Хрисантов забыл урок Иванова.
Это заставило Иванова недовольно нахмуриться и подтолкнуть товарища локтем, чтобы тот прервал речь, грозившую обеспечить ему верный провал на выборах.
И тотчас же сам взял слово:
— А как ваша тяжба с селом Марковым из-за выгона? Эти черти марковцы воображают, что это их вотчина… Когда мы приедем в Пловдив, понимаете?.. Можете на нас положиться… Ваше вашим и останется!
И он подмигнул кмету.
Тот просиял.
Священник три раза кивнул: он ничего не слышал.
— Премного вам благодарны… Только мы просили бы вас поскорей замолвить слово в суде, а то на следующее воскресенье нас туда вызывают: просим заступиться за нас, сказать председателю, что мы правы.
— Говорю вам; можете на нас положиться.
— Докажите в суде, — продолжал кмет, — потому ведь на этом выгоне — на нем наша скотина пасется; а кругом камень один, и нет у нас другого пастбища.
Такое же пожелание высказали и остальные крестьяне.
— Считайте, что вы выиграли! — повторил Иванов.

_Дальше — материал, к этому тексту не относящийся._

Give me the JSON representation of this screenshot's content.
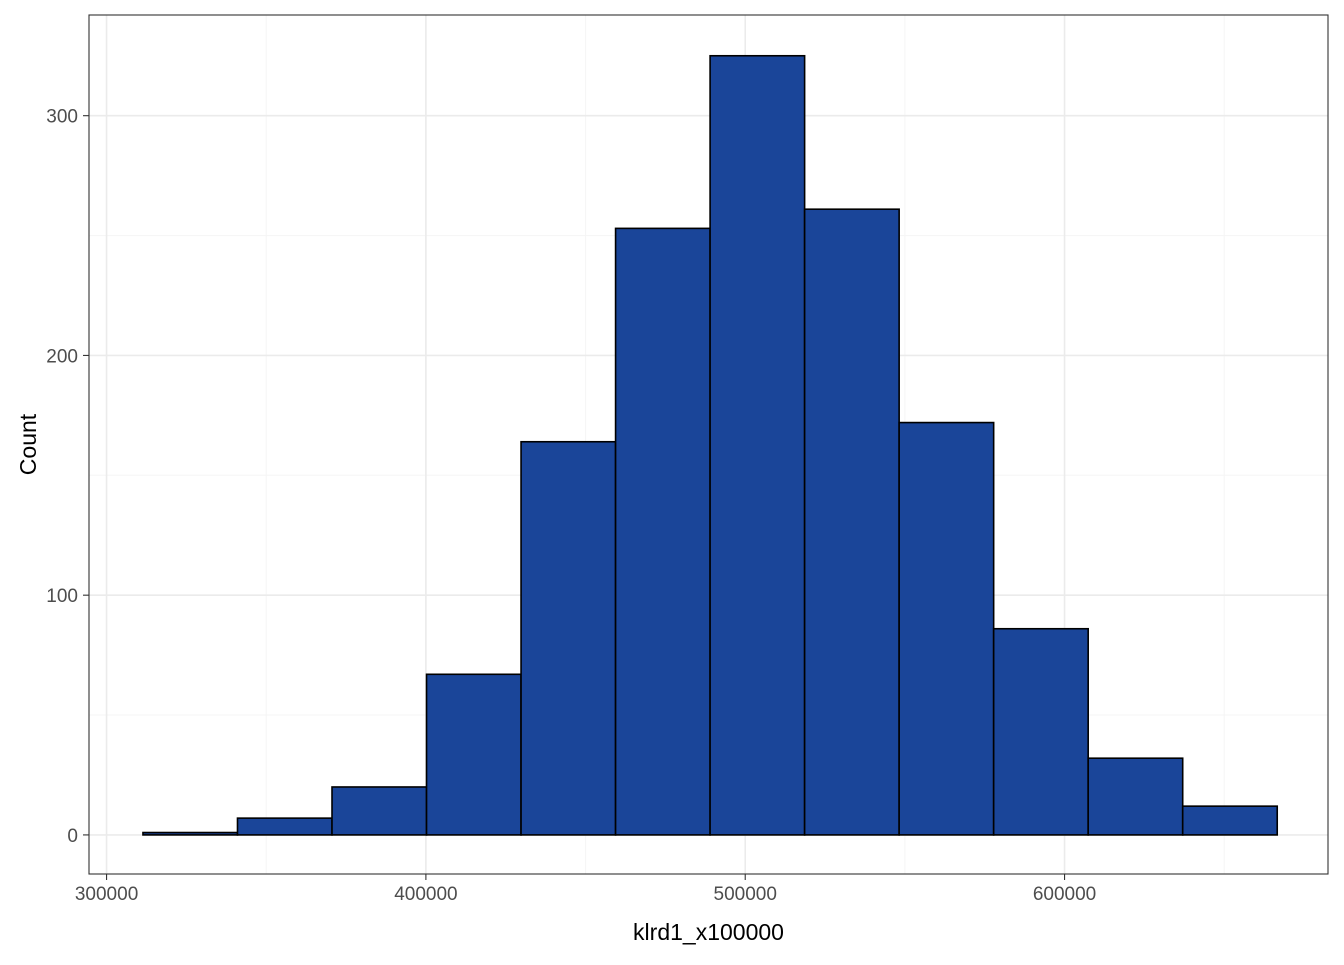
{
  "chart_data": {
    "type": "bar",
    "subtype": "histogram",
    "xlabel": "klrd1_x100000",
    "ylabel": "Count",
    "xlim": [
      294500,
      682500
    ],
    "ylim": [
      -16.3,
      342
    ],
    "x_ticks": [
      300000,
      400000,
      500000,
      600000
    ],
    "x_tick_labels": [
      "300000",
      "400000",
      "500000",
      "600000"
    ],
    "y_ticks": [
      0,
      100,
      200,
      300
    ],
    "y_tick_labels": [
      "0",
      "100",
      "200",
      "300"
    ],
    "grid": true,
    "bins": [
      {
        "x_start": 311400,
        "x_end": 341000,
        "count": 1
      },
      {
        "x_start": 341000,
        "x_end": 370600,
        "count": 7
      },
      {
        "x_start": 370600,
        "x_end": 400200,
        "count": 20
      },
      {
        "x_start": 400200,
        "x_end": 429800,
        "count": 67
      },
      {
        "x_start": 429800,
        "x_end": 459400,
        "count": 164
      },
      {
        "x_start": 459400,
        "x_end": 489000,
        "count": 253
      },
      {
        "x_start": 489000,
        "x_end": 518600,
        "count": 325
      },
      {
        "x_start": 518600,
        "x_end": 548200,
        "count": 261
      },
      {
        "x_start": 548200,
        "x_end": 577800,
        "count": 172
      },
      {
        "x_start": 577800,
        "x_end": 607400,
        "count": 86
      },
      {
        "x_start": 607400,
        "x_end": 637000,
        "count": 32
      },
      {
        "x_start": 637000,
        "x_end": 666600,
        "count": 12
      }
    ],
    "colors": {
      "bar_fill": "#1a4599",
      "bar_outline": "#000000",
      "grid_major": "#ebebeb",
      "grid_minor": "#f5f5f5",
      "panel_border": "#333333"
    }
  }
}
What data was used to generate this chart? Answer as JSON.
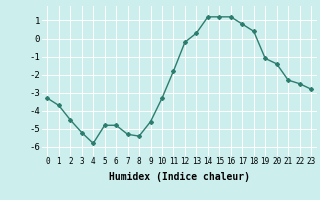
{
  "x": [
    0,
    1,
    2,
    3,
    4,
    5,
    6,
    7,
    8,
    9,
    10,
    11,
    12,
    13,
    14,
    15,
    16,
    17,
    18,
    19,
    20,
    21,
    22,
    23
  ],
  "y": [
    -3.3,
    -3.7,
    -4.5,
    -5.2,
    -5.8,
    -4.8,
    -4.8,
    -5.3,
    -5.4,
    -4.6,
    -3.3,
    -1.8,
    -0.2,
    0.3,
    1.2,
    1.2,
    1.2,
    0.8,
    0.4,
    -1.1,
    -1.4,
    -2.3,
    -2.5,
    -2.8
  ],
  "xlabel": "Humidex (Indice chaleur)",
  "xlim": [
    -0.5,
    23.5
  ],
  "ylim": [
    -6.5,
    1.8
  ],
  "yticks": [
    -6,
    -5,
    -4,
    -3,
    -2,
    -1,
    0,
    1
  ],
  "xticks": [
    0,
    1,
    2,
    3,
    4,
    5,
    6,
    7,
    8,
    9,
    10,
    11,
    12,
    13,
    14,
    15,
    16,
    17,
    18,
    19,
    20,
    21,
    22,
    23
  ],
  "line_color": "#2d7d6f",
  "marker": "D",
  "marker_size": 2.0,
  "bg_color": "#cceeed",
  "grid_color": "#ffffff",
  "font_family": "monospace",
  "tick_fontsize": 5.5,
  "xlabel_fontsize": 7.0,
  "linewidth": 1.0
}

Кмет удовлетворенно кивнул головой и, бросив на Хрисантова дружеский взгляд, промолвил:
— А насчет господина Христианова не беспокойтесь… (Хрисантов с удивлением отметил, что большинство крестьян называет его так.) Господин Христианов — наш, мы его выберем… Это наше дело. Кто может нам приказывать, сказать нам: выбирайте того или этого?
— Никто!
— Кого мы выберем, тот и будет выборный наш. О господине Христианове не беспокойтесь…
Священник, видимо, понял, о чем идет речь. Он улыбнулся Хрисантову и открыл рот, чтобы что-то сказать, однако ничего не сказал. Но улыбка не сошла с его губ.
— Вот и учитель. Пускай скажет: не встречал ли он в «Марице» фамилию его благородия? — произнес псаломщик, указывая на учителя.
Учитель утвердительно кивнул.
— Кто же не знает господина Хрисантова?
— И вы, господин учитель, действуйте в пользу господина Хрисантова. Вы имеете большое влияние. Какое жалованье получаете вы здесь?
— Маленькое; в прошлом году получал пятьдесят две лиры, а в нынешнем убавили до сорока восьми.
— Мы бедные, — скромно промолвил кмет, сложивши вместе руки.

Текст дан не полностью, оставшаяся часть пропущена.